I would think this would be a bigger news item than this!! (Front page anyone??) This could be the first step to a REAL custom firmware.

nope

[[C*]]

This is a very big step towards us being able to run the forthcoming 350 SDK games. Since with the flash of 3.50 we'd be able to emulate it, or load the files required for the 3.50 games to play. Maybe the loading of the files could be via a payload? Anyway it's massive news.

[mеdi01]

Could we change title to something a bit more modest please? ("BM with NTFS support" cough) The thing we know for sure is that a guy who was commenting xorloser's blog for a couple of month claimed he did it.
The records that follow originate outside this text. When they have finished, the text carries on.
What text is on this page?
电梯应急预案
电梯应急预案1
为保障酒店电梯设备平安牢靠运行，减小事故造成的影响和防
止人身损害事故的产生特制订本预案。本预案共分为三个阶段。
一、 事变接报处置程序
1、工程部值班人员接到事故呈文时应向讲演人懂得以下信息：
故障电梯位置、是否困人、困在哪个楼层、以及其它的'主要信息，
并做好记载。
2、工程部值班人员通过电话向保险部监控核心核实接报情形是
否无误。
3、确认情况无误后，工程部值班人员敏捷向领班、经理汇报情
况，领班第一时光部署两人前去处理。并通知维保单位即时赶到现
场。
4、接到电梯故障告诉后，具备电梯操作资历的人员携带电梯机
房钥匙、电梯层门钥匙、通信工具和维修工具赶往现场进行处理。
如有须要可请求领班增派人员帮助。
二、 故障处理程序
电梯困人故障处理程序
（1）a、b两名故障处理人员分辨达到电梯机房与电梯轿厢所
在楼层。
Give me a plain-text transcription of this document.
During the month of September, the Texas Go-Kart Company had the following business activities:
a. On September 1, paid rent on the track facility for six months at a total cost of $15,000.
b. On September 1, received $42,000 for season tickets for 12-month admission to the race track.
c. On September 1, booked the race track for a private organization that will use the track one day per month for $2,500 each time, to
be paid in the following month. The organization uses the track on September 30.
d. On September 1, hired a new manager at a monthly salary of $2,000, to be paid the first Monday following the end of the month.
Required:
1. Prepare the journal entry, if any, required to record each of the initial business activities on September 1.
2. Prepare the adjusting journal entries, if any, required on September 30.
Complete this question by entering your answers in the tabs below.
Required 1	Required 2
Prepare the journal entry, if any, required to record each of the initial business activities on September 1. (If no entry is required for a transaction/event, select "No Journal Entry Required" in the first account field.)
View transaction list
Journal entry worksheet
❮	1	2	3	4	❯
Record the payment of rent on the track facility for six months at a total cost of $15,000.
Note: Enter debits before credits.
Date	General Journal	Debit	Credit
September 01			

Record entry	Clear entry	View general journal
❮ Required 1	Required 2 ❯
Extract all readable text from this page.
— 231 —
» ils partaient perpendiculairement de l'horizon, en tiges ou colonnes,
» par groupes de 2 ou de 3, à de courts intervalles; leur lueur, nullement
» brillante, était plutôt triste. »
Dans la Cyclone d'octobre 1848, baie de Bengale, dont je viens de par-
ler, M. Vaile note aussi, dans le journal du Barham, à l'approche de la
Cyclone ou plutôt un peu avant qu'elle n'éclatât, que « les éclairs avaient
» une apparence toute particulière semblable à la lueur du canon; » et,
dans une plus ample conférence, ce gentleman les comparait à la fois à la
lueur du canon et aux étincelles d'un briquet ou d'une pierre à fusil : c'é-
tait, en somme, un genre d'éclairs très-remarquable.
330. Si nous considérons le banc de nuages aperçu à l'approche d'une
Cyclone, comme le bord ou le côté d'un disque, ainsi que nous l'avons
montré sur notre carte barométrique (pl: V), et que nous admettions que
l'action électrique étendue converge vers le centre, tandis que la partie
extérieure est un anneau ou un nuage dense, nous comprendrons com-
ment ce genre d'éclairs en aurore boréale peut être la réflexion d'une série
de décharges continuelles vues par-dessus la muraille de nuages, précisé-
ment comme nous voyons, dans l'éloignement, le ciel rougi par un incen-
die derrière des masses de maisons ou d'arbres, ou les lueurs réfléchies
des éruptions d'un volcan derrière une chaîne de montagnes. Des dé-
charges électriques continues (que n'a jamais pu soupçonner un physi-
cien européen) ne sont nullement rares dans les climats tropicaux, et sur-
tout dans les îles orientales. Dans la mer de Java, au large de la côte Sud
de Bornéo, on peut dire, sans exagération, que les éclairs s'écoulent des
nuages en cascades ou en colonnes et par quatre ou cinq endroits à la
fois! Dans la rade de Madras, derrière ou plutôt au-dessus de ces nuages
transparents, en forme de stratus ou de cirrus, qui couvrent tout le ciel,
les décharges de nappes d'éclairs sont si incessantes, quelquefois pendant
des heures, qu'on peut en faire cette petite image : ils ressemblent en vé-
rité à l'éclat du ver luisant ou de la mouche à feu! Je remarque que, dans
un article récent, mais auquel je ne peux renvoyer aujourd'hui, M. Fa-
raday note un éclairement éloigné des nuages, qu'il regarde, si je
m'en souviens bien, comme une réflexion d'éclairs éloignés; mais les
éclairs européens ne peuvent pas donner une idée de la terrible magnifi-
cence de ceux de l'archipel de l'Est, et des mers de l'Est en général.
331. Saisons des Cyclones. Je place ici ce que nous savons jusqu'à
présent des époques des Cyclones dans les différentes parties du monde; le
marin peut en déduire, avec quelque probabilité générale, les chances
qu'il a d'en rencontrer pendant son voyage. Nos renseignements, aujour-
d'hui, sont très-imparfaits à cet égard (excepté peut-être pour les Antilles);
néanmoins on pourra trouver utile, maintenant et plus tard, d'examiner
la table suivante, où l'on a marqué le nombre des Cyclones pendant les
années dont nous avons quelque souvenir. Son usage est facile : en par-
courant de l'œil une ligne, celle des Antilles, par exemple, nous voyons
We don't know if he did and even if he did whether he's going to share it with the public.

So maybe "graf_chokolo claims to have decrypted 3.50 firmware" as a title?

I would think this would be a bigger news item than this!! (Front page anyone??) This could be the first step to a REAL custom firmware.

Indeed, this would be the biggest breakthrough after geohot's explit that would basically finish the business.

But we need to confirm he did what he says first.

[meffle]

I think this is great news, far more interesting than front page news about a motherboard lol

[titchy]

I think this is great news, far more interesting than front page news about a motherboard lol

Lol'd IRL

[Xeauron]

Amazing news

One step closer to full control.

[ModIT]

Well this is a very high-end, endusers unfriedly, discussion there,
i'm quite sure nobody there is claiming anything untrue.